SHoP Architects is locking in its Lower Manhattan home base for the long haul, renewing and expanding its lease at the landmark Woolworth Building at 233 Broadway in a 15-year deal that keeps the firm’s New York headquarters right where it is. The expansion bumps SHoP’s total footprint to roughly 56,000 square feet as it takes over the entire 10th and 11th floors, adding about 5,486 square feet and cementing a presence it has maintained in the tower since 2013.

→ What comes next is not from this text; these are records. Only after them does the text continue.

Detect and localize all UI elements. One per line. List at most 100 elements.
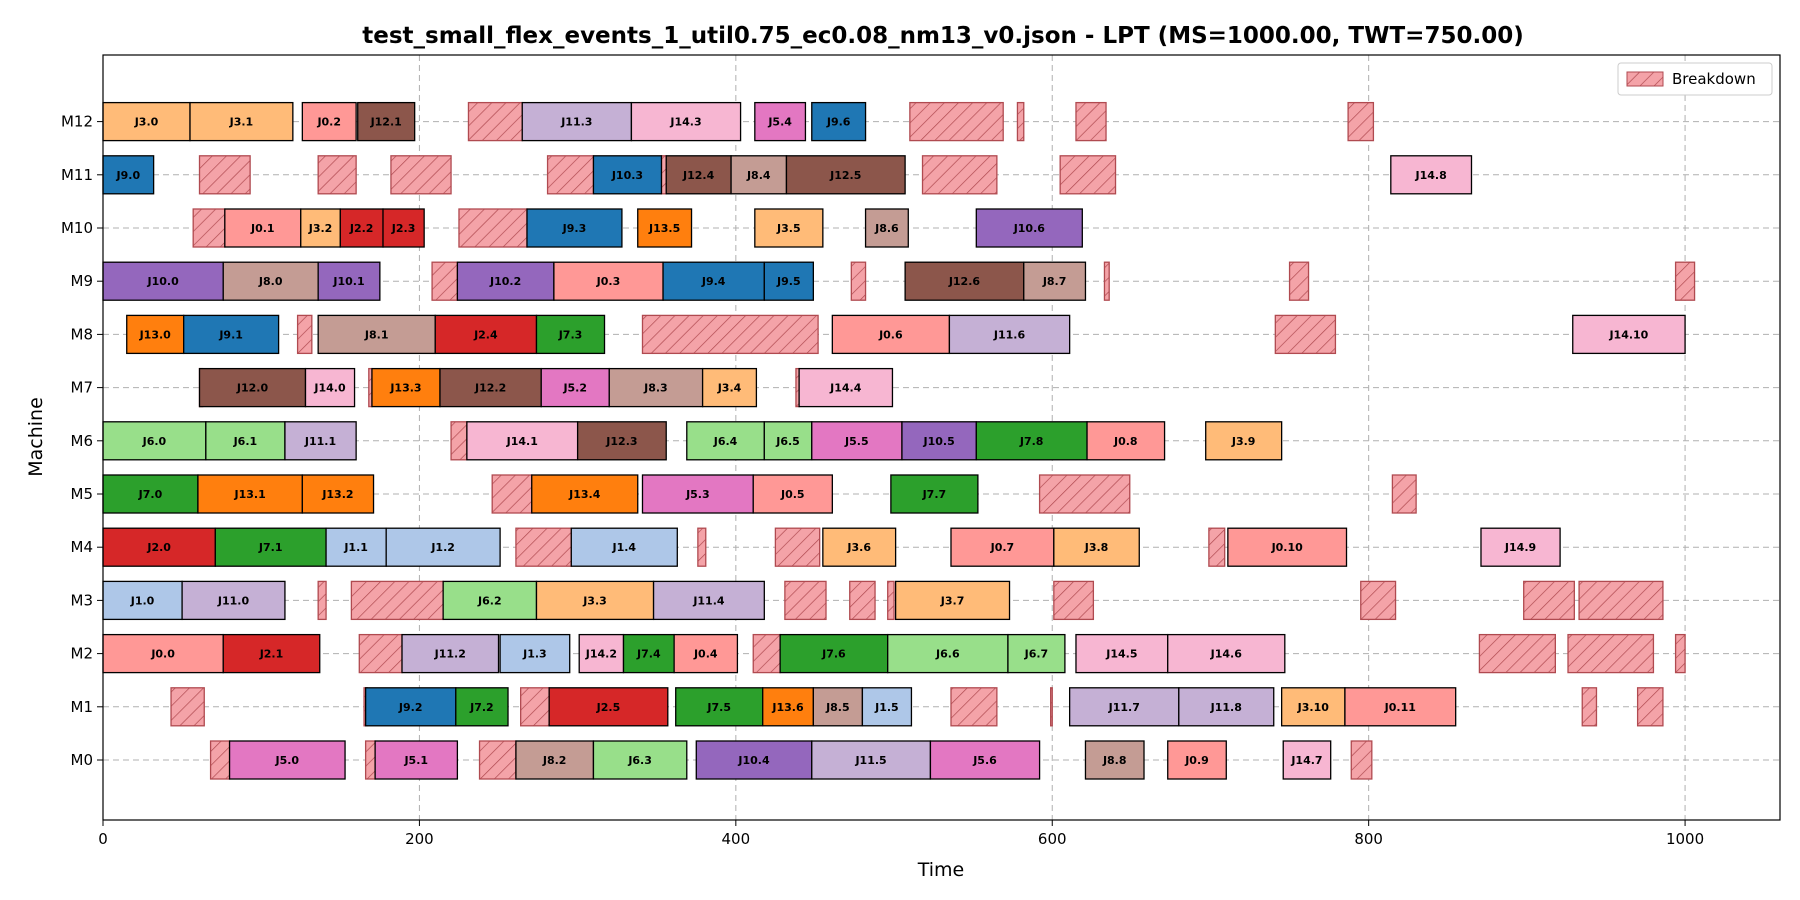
operation-label: J9.0 — [116, 169, 141, 182]
y-tick-label: M0 — [71, 751, 94, 769]
operation-bar — [592, 740, 688, 780]
operation-label: J1.0 — [130, 594, 155, 607]
operation-label: J0.7 — [990, 541, 1015, 554]
operation-label: J0.0 — [150, 648, 175, 661]
operation-label: J7.2 — [469, 701, 494, 714]
operation-bar — [754, 208, 824, 248]
operation-bar — [300, 208, 341, 248]
operation-label: J2.4 — [473, 328, 498, 341]
breakdown-bar — [431, 261, 459, 301]
operation-label: J11.4 — [692, 594, 725, 607]
breakdown-bar — [1053, 580, 1095, 621]
y-axis: M0 M1 M2 M3 M4 M5 M6 M7 M8 M9 M10 M11 M12 — [61, 113, 103, 769]
breakdown-bar — [1636, 687, 1664, 727]
operation-bar — [822, 527, 897, 567]
operation-label: J0.3 — [596, 275, 621, 288]
operation-label: J2.2 — [349, 222, 374, 235]
breakdown-bar — [752, 633, 781, 674]
operation-label: J8.2 — [542, 754, 567, 767]
operation-label: J6.2 — [477, 594, 502, 607]
operation-bar — [364, 687, 457, 727]
breakdown-bar — [1288, 261, 1310, 301]
operation-bar — [576, 421, 667, 461]
operation-bar — [578, 633, 625, 674]
operation-label: J2.3 — [391, 222, 416, 235]
breakdown-bar — [1674, 261, 1696, 301]
operation-label: J11.0 — [217, 594, 250, 607]
operation-bar — [1205, 421, 1283, 461]
operation-bar — [1023, 261, 1087, 301]
operation-bar — [439, 367, 542, 408]
operation-bar — [531, 474, 639, 514]
operation-bar — [662, 261, 765, 301]
chart-title: test_small_flex_events_1_util0.75_ec0.08… — [362, 23, 1523, 49]
operation-label: J7.3 — [558, 328, 583, 341]
operation-label: J14.10 — [1608, 328, 1648, 341]
operation-label: J3.1 — [229, 116, 254, 129]
breakdown-bar — [467, 101, 523, 142]
operation-label: J0.2 — [316, 116, 341, 129]
breakdown-bar — [520, 687, 550, 727]
operation-label: J12.2 — [474, 382, 506, 395]
y-tick-label: M7 — [71, 379, 94, 397]
breakdown-bar — [515, 527, 572, 567]
breakdown-bar — [1567, 633, 1655, 674]
x-tick-label: 600 — [1038, 830, 1067, 848]
breakdown-bar — [350, 580, 444, 621]
operation-bar — [357, 101, 416, 142]
operation-bar — [929, 740, 1041, 780]
operation-label: J9.5 — [776, 275, 801, 288]
y-tick-label: M4 — [71, 538, 94, 556]
operation-bar — [540, 367, 610, 408]
breakdown-bar — [641, 314, 819, 355]
operation-label: J6.0 — [142, 435, 167, 448]
operation-bar — [126, 314, 185, 355]
breakdown-bar — [784, 580, 827, 621]
operation-bar — [455, 687, 509, 727]
operation-label: J0.1 — [250, 222, 275, 235]
operation-label: J0.4 — [693, 648, 718, 661]
operation-label: J7.8 — [1019, 435, 1044, 448]
y-tick-label: M8 — [71, 325, 94, 343]
operation-label: J0.11 — [1384, 701, 1416, 714]
operation-bar — [894, 580, 1011, 621]
operation-bar — [102, 633, 224, 674]
breakdown-bar — [1391, 474, 1417, 514]
breakdown-bar — [660, 155, 667, 195]
operation-label: J5.5 — [844, 435, 869, 448]
y-tick-label: M12 — [61, 113, 93, 131]
breakdown-bar — [209, 740, 231, 780]
operation-label: J13.2 — [321, 488, 353, 501]
operation-bar — [695, 740, 813, 780]
operation-bar — [665, 155, 732, 195]
breakdown-bar — [390, 155, 452, 195]
operation-label: J3.10 — [1297, 701, 1330, 714]
operation-label: J11.7 — [1108, 701, 1140, 714]
y-tick-label: M2 — [71, 645, 94, 663]
operation-label: J8.1 — [364, 328, 389, 341]
breakdown-bar — [909, 101, 1004, 142]
operation-bar — [811, 421, 903, 461]
operation-bar — [1227, 527, 1348, 567]
operation-label: J6.5 — [775, 435, 800, 448]
operation-label: J5.2 — [562, 382, 587, 395]
breakdown-bar — [296, 314, 313, 355]
operation-label: J12.0 — [236, 382, 269, 395]
legend-box — [1617, 62, 1773, 96]
operation-label: J8.4 — [746, 169, 771, 182]
operation-bar — [1178, 687, 1275, 727]
x-tick-label: 0 — [98, 830, 108, 848]
operation-label: J0.9 — [1184, 754, 1209, 767]
operation-bar — [1344, 687, 1457, 727]
operation-label: J13.5 — [648, 222, 680, 235]
operation-label: J12.6 — [948, 275, 981, 288]
breakdown-bar — [1523, 580, 1575, 621]
operation-bar — [434, 314, 538, 355]
breakdown-bar — [491, 474, 533, 514]
y-axis-label: Machine — [25, 397, 47, 477]
operation-label: J0.10 — [1271, 541, 1304, 554]
operation-label: J0.6 — [878, 328, 903, 341]
operation-label: J11.2 — [434, 648, 466, 661]
x-tick-label: 200 — [405, 830, 434, 848]
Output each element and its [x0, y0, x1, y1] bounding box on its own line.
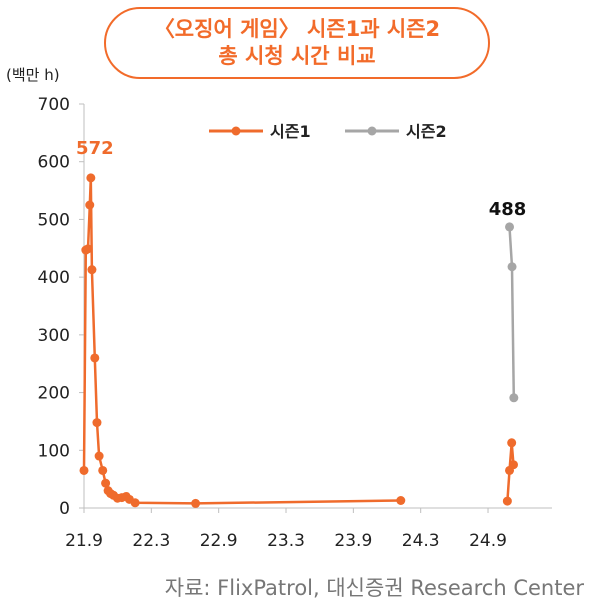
- data-point: [90, 353, 100, 363]
- data-point: [98, 465, 108, 475]
- x-tick-label: 24.9: [469, 531, 507, 551]
- y-tick-label: 500: [38, 210, 70, 230]
- x-tick-label: 22.9: [200, 531, 238, 551]
- x-tick-label: 23.3: [267, 531, 305, 551]
- data-point: [87, 265, 97, 275]
- legend-label-season1: 시즌1: [270, 122, 311, 141]
- y-tick-label: 700: [38, 95, 70, 115]
- x-tick-label: 21.9: [65, 531, 103, 551]
- x-tick-label: 23.9: [334, 531, 372, 551]
- series-line: [508, 226, 516, 398]
- peak-label-season2: 488: [489, 199, 527, 220]
- data-point: [508, 460, 518, 470]
- legend-swatch-marker-season2: [367, 126, 377, 136]
- data-point: [130, 498, 140, 508]
- x-tick-label: 22.3: [132, 531, 170, 551]
- legend-swatch-marker-season1: [231, 126, 241, 136]
- data-point: [502, 496, 512, 506]
- peak-label-season1: 572: [76, 138, 114, 159]
- chart-title-line2: 총 시청 시간 비교: [218, 44, 376, 68]
- y-axis-unit-label: (백만 h): [6, 66, 60, 84]
- data-point: [101, 478, 111, 488]
- source-note: 자료: FlixPatrol, 대신증권 Research Center: [164, 576, 584, 600]
- data-point: [83, 244, 93, 254]
- data-point: [191, 498, 201, 508]
- data-point: [79, 465, 89, 475]
- y-tick-label: 600: [38, 153, 70, 173]
- y-tick-label: 200: [38, 384, 70, 404]
- data-point: [509, 393, 519, 403]
- data-point: [396, 495, 406, 505]
- series-line: [506, 441, 515, 502]
- chart-title-box: 〈오징어 게임〉 시즌1과 시즌2 총 시청 시간 비교: [104, 7, 490, 79]
- y-tick-label: 300: [38, 326, 70, 346]
- data-point: [85, 200, 95, 210]
- y-tick-label: 0: [59, 499, 70, 519]
- x-tick-label: 24.3: [402, 531, 440, 551]
- data-point: [86, 173, 96, 183]
- legend-label-season2: 시즌2: [406, 122, 447, 141]
- y-tick-label: 400: [38, 268, 70, 288]
- data-point: [507, 262, 517, 272]
- data-point: [92, 418, 102, 428]
- data-point: [94, 451, 104, 461]
- y-tick-label: 100: [38, 441, 70, 461]
- data-point: [507, 438, 517, 448]
- data-point: [505, 222, 515, 232]
- chart-title-line1: 〈오징어 게임〉 시즌1과 시즌2: [153, 17, 441, 41]
- series-line: [82, 176, 401, 505]
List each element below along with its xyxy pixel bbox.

Owner Cammeby’s announced the renewal and expansion, which turns SHoP’s existing holdings on the 11th floor, about 28,098 square feet, and the 10th floor, about 22,612 square feet, into two contiguous full-floor offices for the firm. Brian Siegel of The Lawrence Group represented both SHoP and the landlord in the deal. According to ConnectCRE, Cammeby’s Principal Avi Schron called SHoP “an exceptional firm doing exceptional work.”

SHoP's Roots And Reach

SHoP moved its headquarters into the Woolworth Building in 2013 and has since built a global portfolio that includes projects such as the Barclays Center and the Brooklyn Tower, per SHoP Architects. With the new contiguous space, the firm is set to carve out more room for studios, model-making and client work, the kind of hands-on functions that keep creative teams coming into a central office instead of scattering completely to remote setups.

Owner Aiming To Reimagine The Woolworth

Commercial Observer reported that the building’s owners have been layering in new retail and programming to position the Woolworth as a downtown creative hub, including a recent 15-year, 5,000 square foot ground-floor lease for French-inspired Goody’s. As outlined by Cammeby’s, those retail wins and on-site activations are central to the plan to reshape how the public experiences the building’s lower levels. The SHoP renewal arrives just as that tenant mix and activation strategy is starting to gel on the Woolworth’s lower floors.

What It Signals For Downtown Offices

Recent deal sheets and local coverage have highlighted SHoP’s expansion as one of several moves suggesting momentum is picking up for Manhattan office leasing, especially among creative, education and design users. Bisnow’s New York deal sheet called out the jump to about 56,000 square feet at 233 Broadway alongside other downtown leases. The long-term commitment gives the owners a high-profile, stable tenant while they work to update amenities and programming without stripping away the building’s landmark character.

For the Woolworth, keeping SHoP in place and growing its footprint strengthens the case that historic properties can be reworked into contemporary creative offices rather than sidelined. For SHoP, locking in contiguous floors in one tower should make day-to-day operations smoother and keep the firm rooted in Lower Manhattan for years to come.